What happen’s in the gray areas of life?

You do.

Gray areas scare us because we’re taught too early on that we have to know everything about the world outside ourselves leading to years, if not a lifetime, of inner neglect. Yeah, there’s plenty for us to see and know in the outside world, but what about the world within?

Do you ever just look up at the stars at night sometimes? Sit, notice one in particular and think, “Wow. It’s such a big universe and yet this one star still manages to shine through…” We choose to see ourselves as the star when really, we’re the universe.
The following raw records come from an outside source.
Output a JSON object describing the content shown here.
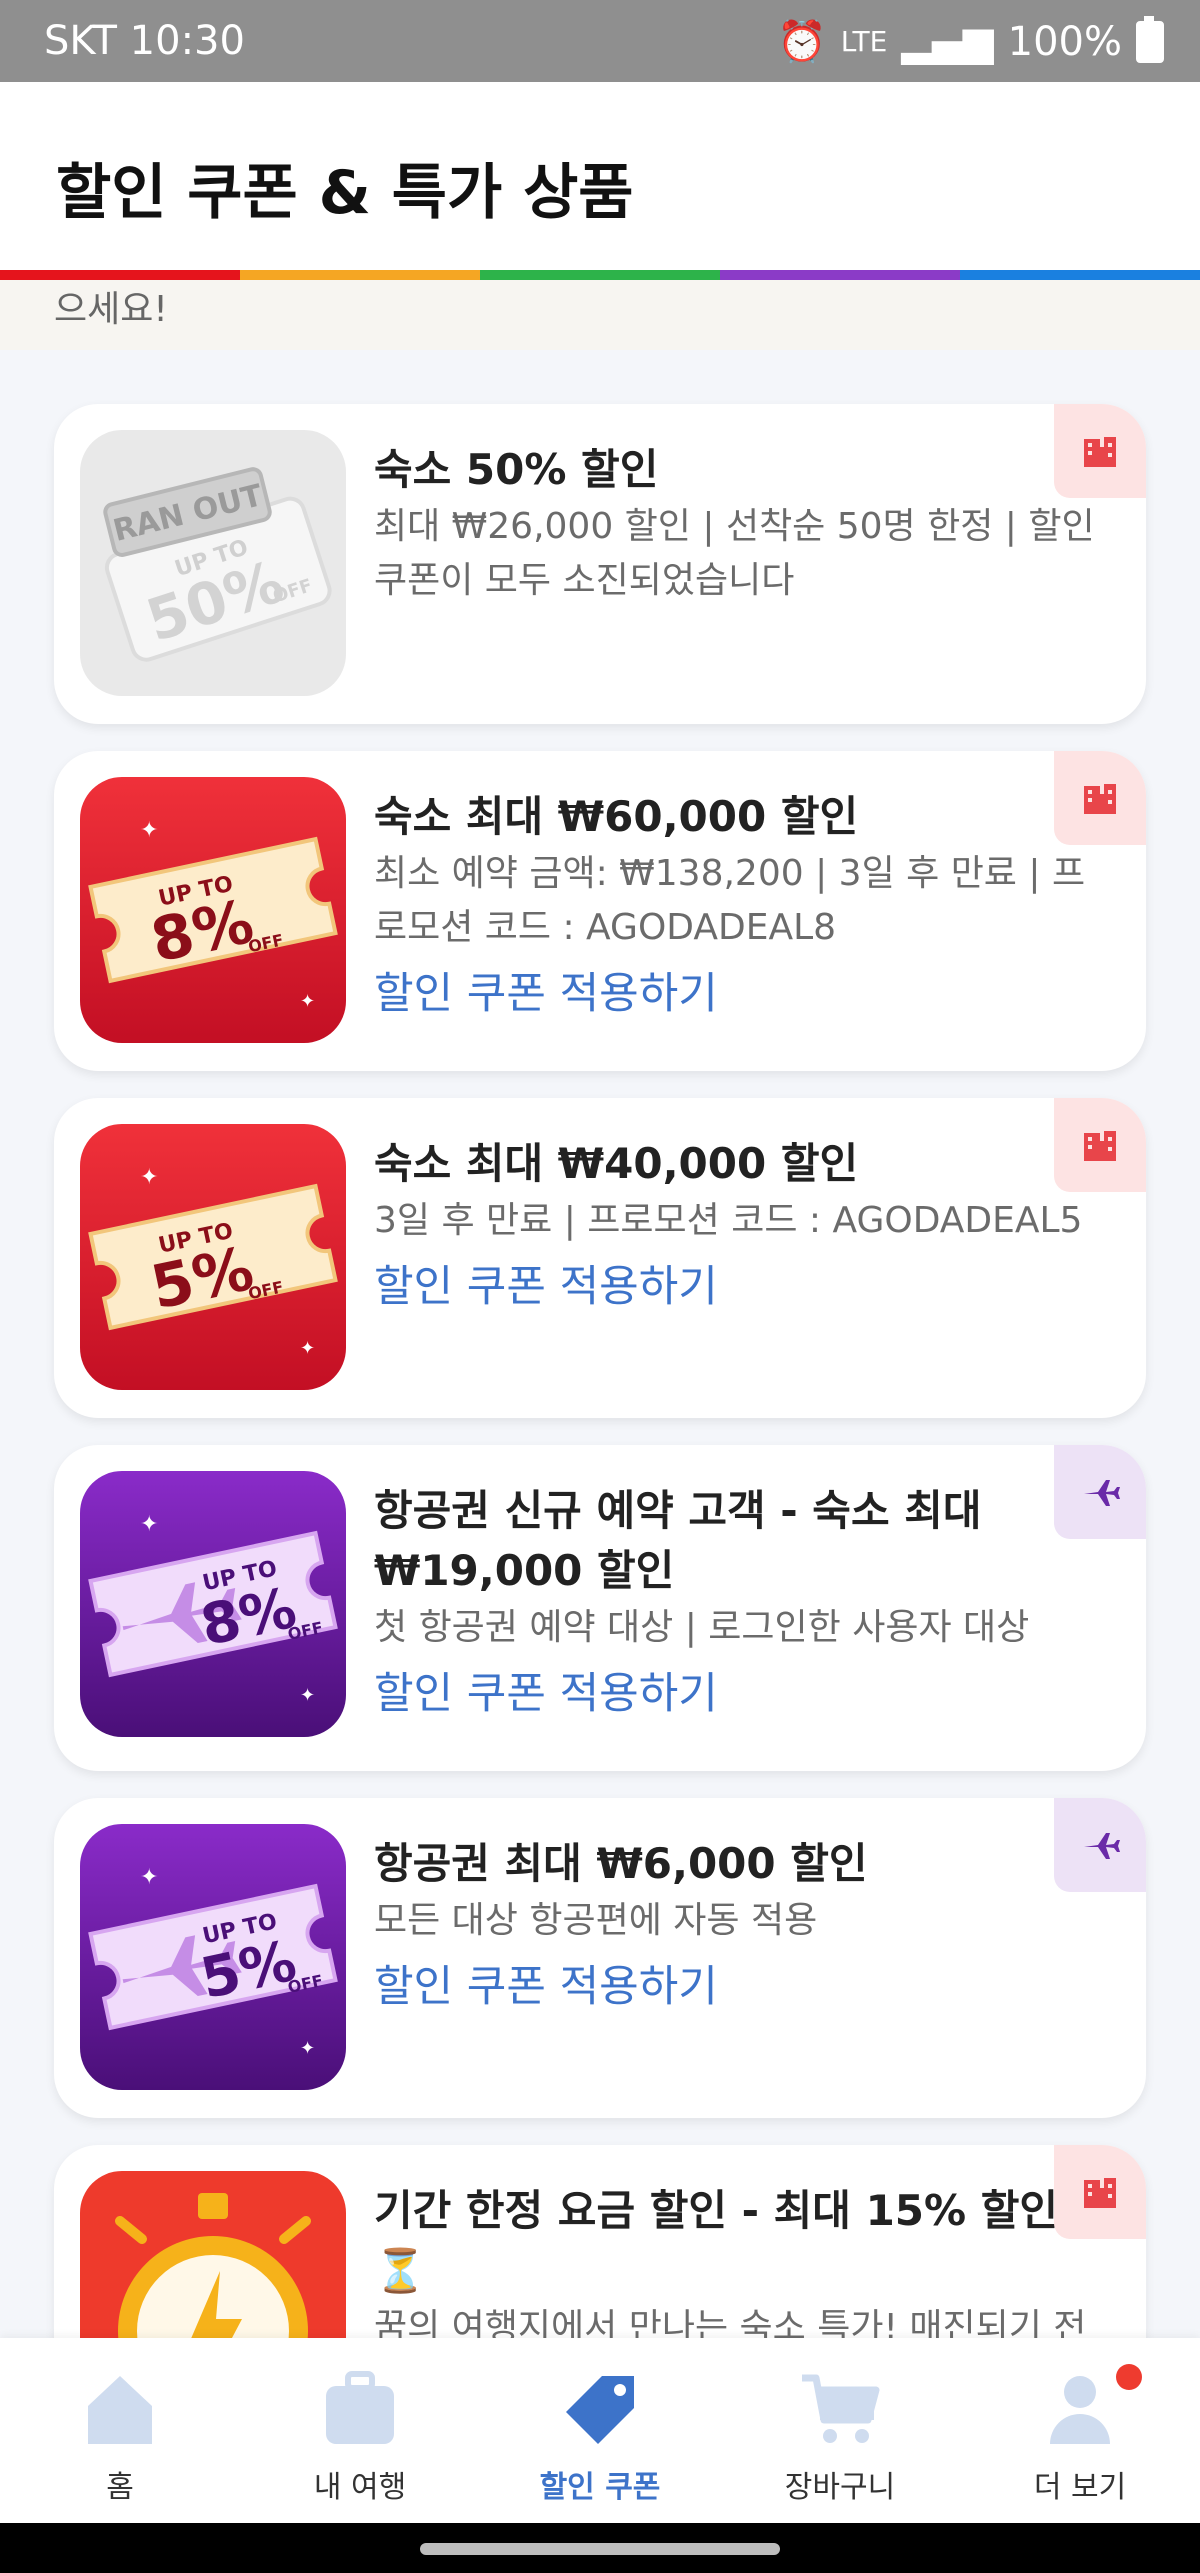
{
  "status_bar": {
    "carrier_time": "SKT 10:30",
    "network": "LTE",
    "battery": "100%"
  },
  "header": {
    "title": "할인 쿠폰 & 특가 상품"
  },
  "rainbow_colors": [
    "#e5141c",
    "#f5a623",
    "#2db34a",
    "#8b3bc7",
    "#1a80e0"
  ],
  "greeting": "으세요!",
  "coupons": [
    {
      "title": "숙소 50% 할인",
      "desc": "최대 ₩26,000 할인 | 선착순 50명 한정 | 할인 쿠폰이 모두 소진되었습니다",
      "apply": "",
      "badge": "hotel-icon",
      "thumb": {
        "style": "ran-out",
        "stamp": "RAN OUT",
        "up_to": "UP TO",
        "percent": "50%",
        "off": "OFF"
      }
    },
    {
      "title": "숙소 최대 ₩60,000 할인",
      "desc": "최소 예약 금액: ₩138,200 | 3일 후 만료 | 프로모션 코드 : AGODADEAL8",
      "apply": "할인 쿠폰 적용하기",
      "badge": "hotel-icon",
      "thumb": {
        "style": "red-ticket",
        "up_to": "UP TO",
        "percent": "8%",
        "off": "OFF"
      }
    },
    {
      "title": "숙소 최대 ₩40,000 할인",
      "desc": "3일 후 만료 | 프로모션 코드 : AGODADEAL5",
      "apply": "할인 쿠폰 적용하기",
      "badge": "hotel-icon",
      "thumb": {
        "style": "red-ticket",
        "up_to": "UP TO",
        "percent": "5%",
        "off": "OFF"
      }
    },
    {
      "title": "항공권 신규 예약 고객 - 숙소 최대 ₩19,000 할인",
      "desc": "첫 항공권 예약 대상 | 로그인한 사용자 대상",
      "apply": "할인 쿠폰 적용하기",
      "badge": "airplane-icon",
      "thumb": {
        "style": "purple-ticket",
        "up_to": "UP TO",
        "percent": "8%",
        "off": "OFF"
      }
    },
    {
      "title": "항공권 최대 ₩6,000 할인",
      "desc": "모든 대상 항공편에 자동 적용",
      "apply": "할인 쿠폰 적용하기",
      "badge": "airplane-icon",
      "thumb": {
        "style": "stopwatch-placeholder",
        "up_to": "UP TO",
        "percent": "5%",
        "off": "OFF"
      }
    },
    {
      "title": "기간 한정 요금 할인 - 최대 15% 할인 ⏳",
      "desc": "꿈의 여행지에서 만나는 숙소 특가! 매진되기 전",
      "apply": "",
      "badge": "hotel-icon",
      "thumb": {
        "style": "stopwatch"
      }
    }
  ],
  "nav": [
    {
      "label": "홈",
      "icon": "home-icon",
      "active": false
    },
    {
      "label": "내 여행",
      "icon": "suitcase-icon",
      "active": false
    },
    {
      "label": "할인 쿠폰",
      "icon": "tag-icon",
      "active": true
    },
    {
      "label": "장바구니",
      "icon": "cart-icon",
      "active": false
    },
    {
      "label": "더 보기",
      "icon": "profile-icon",
      "active": false
    }
  ],
  "colors": {
    "accent": "#3d73c9",
    "red_card": "#d7142a",
    "purple_card": "#5e1490",
    "notification_dot": "#ee3b2f"
  }
}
We sympathize with the star because we think it doesn’t know what it’s doing; we’ve been convinced through bad teaching that we’re too insignificant to ever know what we’re doing.

Meanwhile, the universe is looking back at us through the star saying, “Hello, fellow cosmic being.”

We haven’t been able to know who we are for a long, long time. This year forced us all into a world wide gray area. The United States especially. People were nicest to one another for a while, until the true gravity of the situation set in and they realized they were struck, stranded in their own home with company they didn’t like that much: themselves. Not long after, the anger and frustration and projected guilt started to seep through.

All because, people don’t know what to do with themselves.

What are we meant to do with ourselves? Something the system has long since neglected to teach or show us: we’re meant to love ourselves.

Not question whether or not we should, or ask if we deserve it. Just love yourself as a human being. Because in this love, the love of the self, is every answer we truly need.

Yes, knowledge is power. But power isn’t why we’re here. We’re not meant to hold power over each other, we’re meant to come together and live life. To just, be human and experience what that means with one another.

Yes, knowledge is power but to acknowledge the inner knowledge you might be lacking is empowering. This is the hidden truth of the gray area. This is the hidden truth of you.

What makes the gray area beautiful? You do.